MH–“If the tips are large enough (generally it is preferred to be >15"), MH uptake would give good control in a tender, fast-growing tobacco. Good uptake would lead to excellent sucker control. MH will generally only last four to six weeks, so control could run out by the end of the season. Residues are a concern: MH residues can be reduced by applying immediately after first harvest. MH is considered rainfast after 10 to 12 hours of ap-plication.”
Bottom line: Considering today's environment, it is generally preferred to apply contacts, followed by Flumetralin and then apply MH after first harvest.
Black shank is getting severe on flue-cured in some places in NC, says Vann. But it could have been worse. “I am very glad we now have some good new black-shank resistant varieties,” he says. “If we didn’t have that host resistance, I hate to think where we would be now.” Among the most planted varieties have been NC 1226, GL 365 and CC 145. “But this resistance is not a silver bullet. If you expect black shank, follow the standard control practices," Vann says.
Tobacco Tours in Tennessee and Kentucky: The Northeast Tennessee Tobacco Field Day will be held in Greeneville TN on August 9 from 8 AM to lunch time.

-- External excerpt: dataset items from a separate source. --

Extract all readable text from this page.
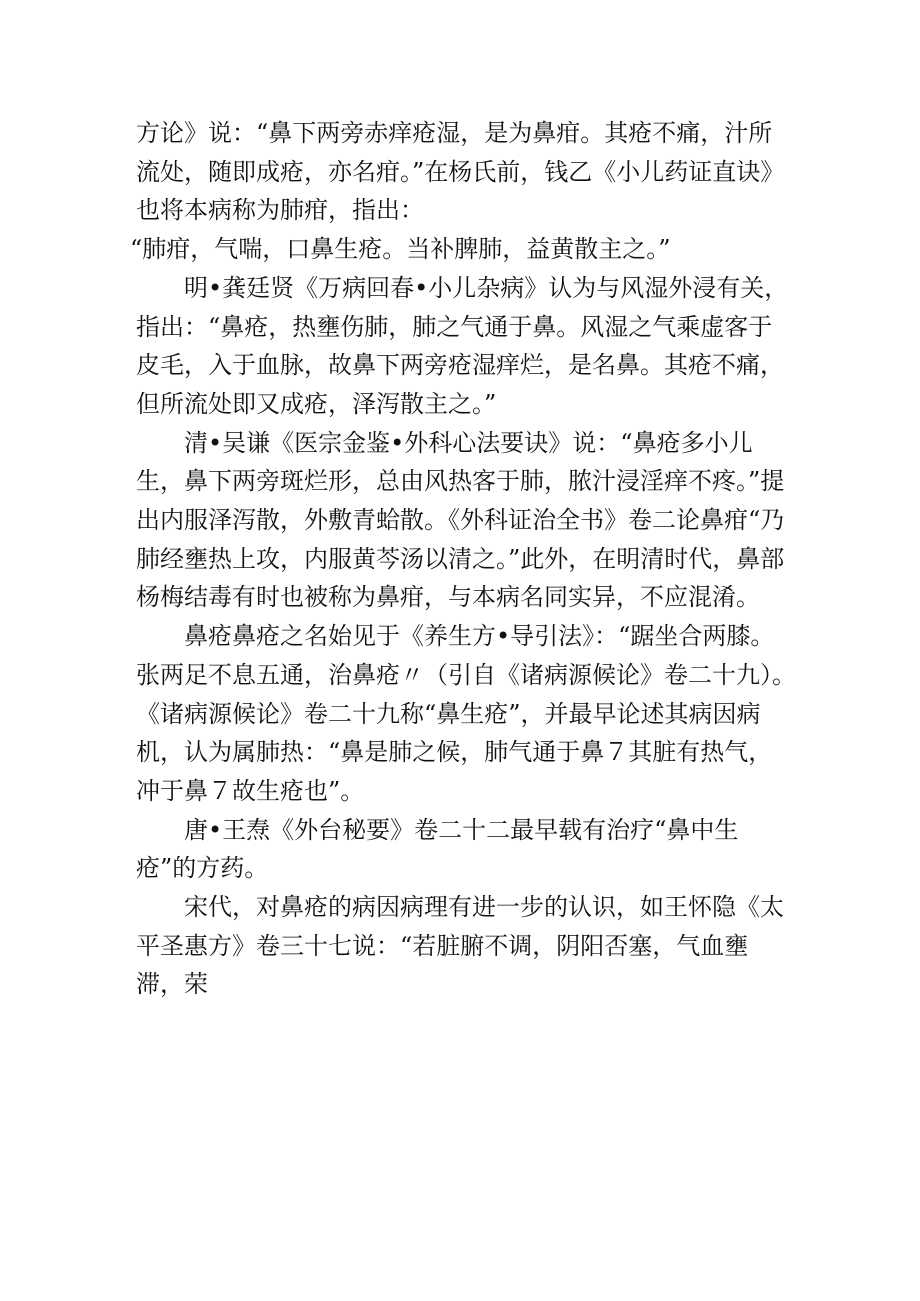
方论》说：“鼻下两旁赤痒疮湿，是为鼻疳。其疮不痛，汁所流处，随即成疮，亦名疳。”在杨氏前，钱乙《小儿药证直诀》也将本病称为肺疳，指出：

“肺疳，气喘，口鼻生疮。当补脾肺，益黄散主之。”

明•龚廷贤《万病回春•小儿杂病》认为与风湿外浸有关，指出：“鼻疮，热壅伤肺，肺之气通于鼻。风湿之气乘虚客于皮毛，入于血脉，故鼻下两旁疮湿痒烂，是名鼻。其疮不痛，但所流处即又成疮，泽泻散主之。”

清•吴谦《医宗金鉴•外科心法要诀》说：“鼻疮多小儿生，鼻下两旁斑烂形，总由风热客于肺，脓汁浸淫痒不疼。”提出内服泽泻散，外敷青蛤散。《外科证治全书》卷二论鼻疳“乃肺经壅热上攻，内服黄芩汤以清之。”此外，在明清时代，鼻部杨梅结毒有时也被称为鼻疳，与本病名同实异，不应混淆。

鼻疮鼻疮之名始见于《养生方•导引法》：“踞坐合两膝。张两足不息五通，治鼻疮〃（引自《诸病源候论》卷二十九）。《诸病源候论》卷二十九称“鼻生疮”，并最早论述其病因病机，认为属肺热：“鼻是肺之候，肺气通于鼻７其脏有热气，冲于鼻７故生疮也”。

唐•王焘《外台秘要》卷二十二最早载有治疗“鼻中生疮”的方药。

宋代，对鼻疮的病因病理有进一步的认识，如王怀隐《太平圣惠方》卷三十七说：“若脏腑不调，阴阳否塞，气血壅滞，荣
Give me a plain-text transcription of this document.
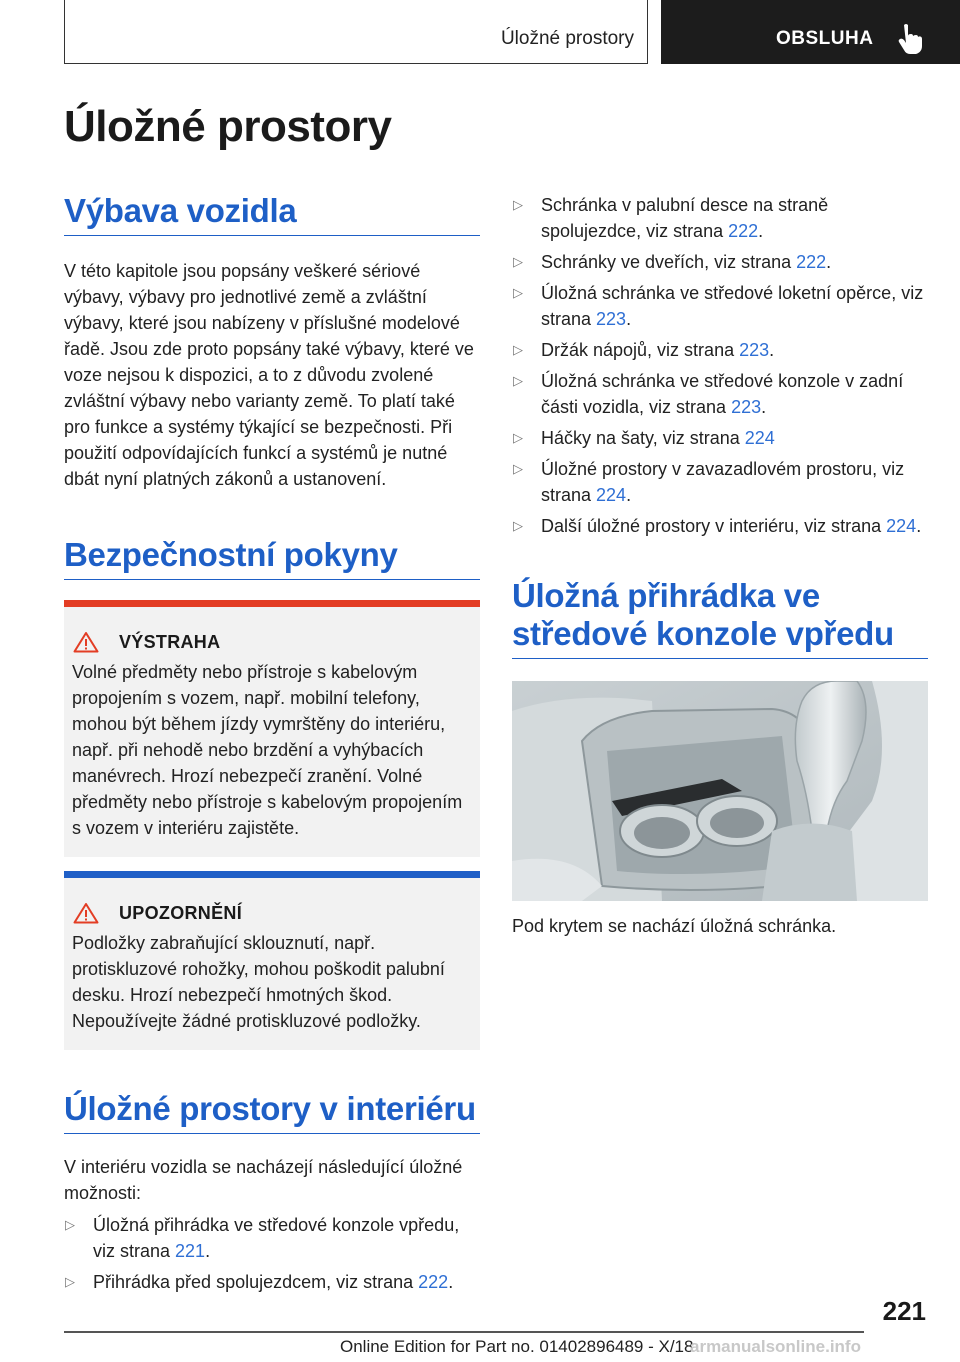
Úložné prostory	OBSLUHA
Úložné prostory
Výbava vozidla

V této kapitole jsou popsány veškeré sériové výbavy, výbavy pro jednotlivé země a zvláštní výbavy, které jsou nabízeny v příslušné modelové řadě. Jsou zde proto popsány také výbavy, které ve voze nejsou k dispozici, a to z důvodu zvolené zvláštní výbavy nebo varianty země. To platí také pro funkce a systémy týkající se bezpečnosti. Při použití odpovídajících funkcí a systémů je nutné dbát nyní platných zákonů a ustanovení.

Bezpečnostní pokyny
VÝSTRAHA

Volné předměty nebo přístroje s kabelovým propojením s vozem, např. mobilní telefony, mohou být během jízdy vymrštěny do interiéru, např. při nehodě nebo brzdění a vyhýbacích manévrech. Hrozí nebezpečí zranění. Volné předměty nebo přístroje s kabelovým propojením s vozem v interiéru zajistěte.

UPOZORNĚNÍ

Podložky zabraňující sklouznutí, např. protiskluzové rohožky, mohou poškodit palubní desku. Hrozí nebezpečí hmotných škod. Nepoužívejte žádné protiskluzové podložky.

Úložné prostory v interiéru

V interiéru vozidla se nacházejí následující úložné možnosti:

▷	Úložná přihrádka ve středové konzole vpředu, viz strana 221.
▷	Přihrádka před spolujezdcem, viz strana 222.
▷	Schránka v palubní desce na straně spolujezdce, viz strana 222.
▷	Schránky ve dveřích, viz strana 222.
▷	Úložná schránka ve středové loketní opěrce, viz strana 223.
▷	Držák nápojů, viz strana 223.
▷	Úložná schránka ve středové konzole v zadní části vozidla, viz strana 223.
▷	Háčky na šaty, viz strana 224
▷	Úložné prostory v zavazadlovém prostoru, viz strana 224.
▷	Další úložné prostory v interiéru, viz strana 224.
Úložná přihrádka ve středové konzole vpředu

Pod krytem se nachází úložná schránka.

221
Online Edition for Part no. 01402896489 - X/18
armanualsonline.info
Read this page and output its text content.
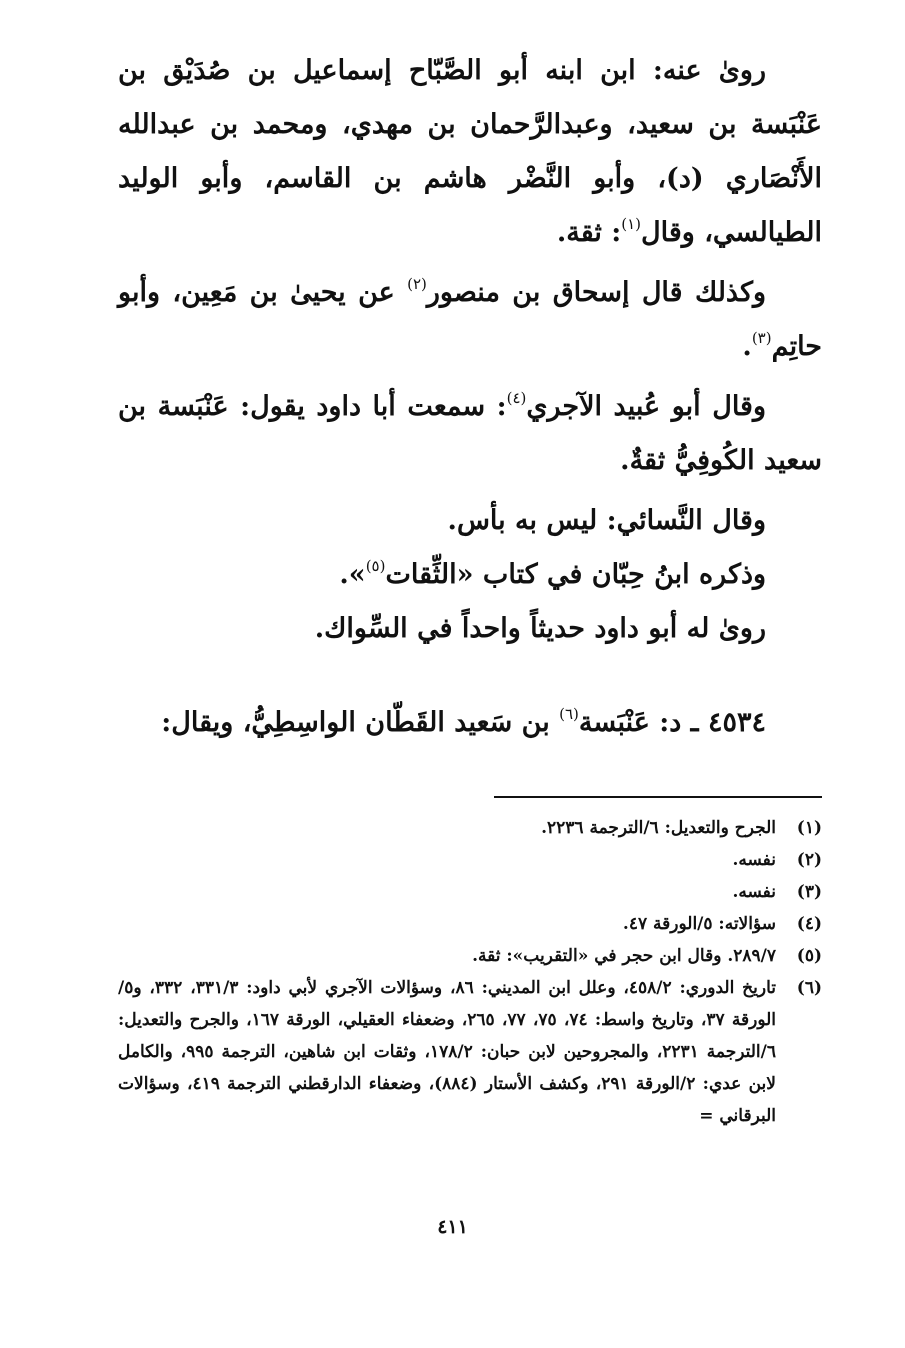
روىٰ عنه: ابن ابنه أبو الصَّبّاح إسماعيل بن صُدَيْق بن عَنْبَسة بن سعيد، وعبدالرَّحمان بن مهدي، ومحمد بن عبدالله الأَنْصَاري (د)، وأبو النَّضْر هاشم بن القاسم، وأبو الوليد الطيالسي، وقال$^{(١)}$: ثقة.

وكذلك قال إسحاق بن منصور$^{(٢)}$ عن يحيىٰ بن مَعِين، وأبو حاتِم$^{(٣)}$.

وقال أبو عُبيد الآجري$^{(٤)}$: سمعت أبا داود يقول: عَنْبَسة بن سعيد الكُوفِيُّ ثقةٌ.

وقال النَّسائي: ليس به بأس.

وذكره ابنُ حِبّان في كتاب «الثِّقات$^{(٥)}$».

روىٰ له أبو داود حديثاً واحداً في السِّواك.

٤٥٣٤ ـ د: عَنْبَسة$^{(٦)}$ بن سَعيد القَطّان الواسِطِيُّ، ويقال:

(١)
الجرح والتعديل: ٦/الترجمة ٢٢٣٦.
(٢)
نفسه.
(٣)
نفسه.
(٤)
سؤالاته: ٥/الورقة ٤٧.
(٥)
٢٨٩/٧. وقال ابن حجر في «التقريب»: ثقة.
(٦)
تاريخ الدوري: ٤٥٨/٢، وعلل ابن المديني: ٨٦، وسؤالات الآجري لأبي داود: ٣٣١/٣، ٣٣٢، و٥/الورقة ٣٧، وتاريخ واسط: ٧٤، ٧٥، ٧٧، ٢٦٥، وضعفاء العقيلي، الورقة ١٦٧، والجرح والتعديل: ٦/الترجمة ٢٢٣١، والمجروحين لابن حبان: ١٧٨/٢، وثقات ابن شاهين، الترجمة ٩٩٥، والكامل لابن عدي: ٢/الورقة ٢٩١، وكشف الأستار (٨٨٤)، وضعفاء الدارقطني الترجمة ٤١٩، وسؤالات البرقاني =
٤١١
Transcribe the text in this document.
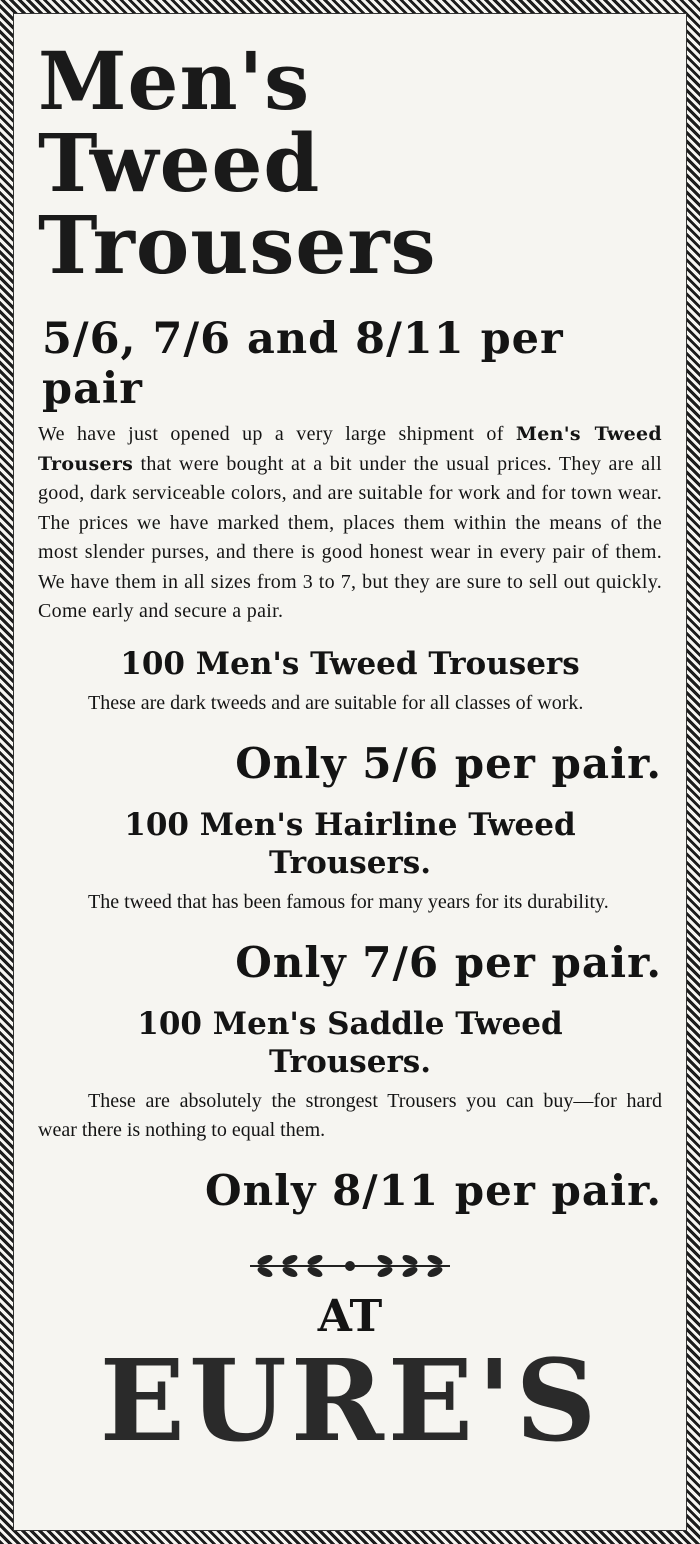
Men's
Tweed
Trousers
5/6, 7/6 and 8/11 per pair

We have just opened up a very large shipment of Men's Tweed Trousers that were bought at a bit under the usual prices. They are all good, dark serviceable colors, and are suitable for work and for town wear. The prices we have marked them, places them within the means of the most slender purses, and there is good honest wear in every pair of them. We have them in all sizes from 3 to 7, but they are sure to sell out quickly. Come early and secure a pair.

100 Men's Tweed Trousers

These are dark tweeds and are suitable for all classes of work.

Only 5/6 per pair.
100 Men's Hairline Tweed Trousers.

The tweed that has been famous for many years for its durability.

Only 7/6 per pair.
100 Men's Saddle Tweed Trousers.

These are absolutely the strongest Trousers you can buy—for hard wear there is nothing to equal them.

Only 8/11 per pair.
AT
EURE'S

For more information, contact Mitch Richmond at firstname.lastname@example.org. Tour guests will have time to drive to Lexington KY after this event to attend the Kentucky Bluegrass Burley Tour August 10 at 9 AM at the Spindletop Research Farm in Lexington KY. For more information, contact Bob Pearce at rpearce@ uky.edu. Afterward, there will be time to drive to Murray KY to attend theKentucky Dark Tobacco Twilight Tour August 11 at 5:30 PM at the Murray State University West Farm at Murray, Ky. For more information, contact Andy Bailey at 270 625 1560.
REPORT FROM OVERSEAS
Top quality leaf has vanished from world markets, says Rick Smith, president of Independent Leaf in Wilson, N.C. “There is some useable leaf for sale but none of the best quality. The situation bodes well for the American crop that is coming to market now.” His advice to growers: “If you have quality leaf in the field, make sure you keep that quality high.”
Zimbabwe sales nearly over. The auction season, which started in March, officially closed last Wednesday, with more than 180 million kilograms having been sold at an average price of $3.04 dollars per kg. There will be an unusual number of clean-up sales since much of the Zimbabwean crop was very late being harvested.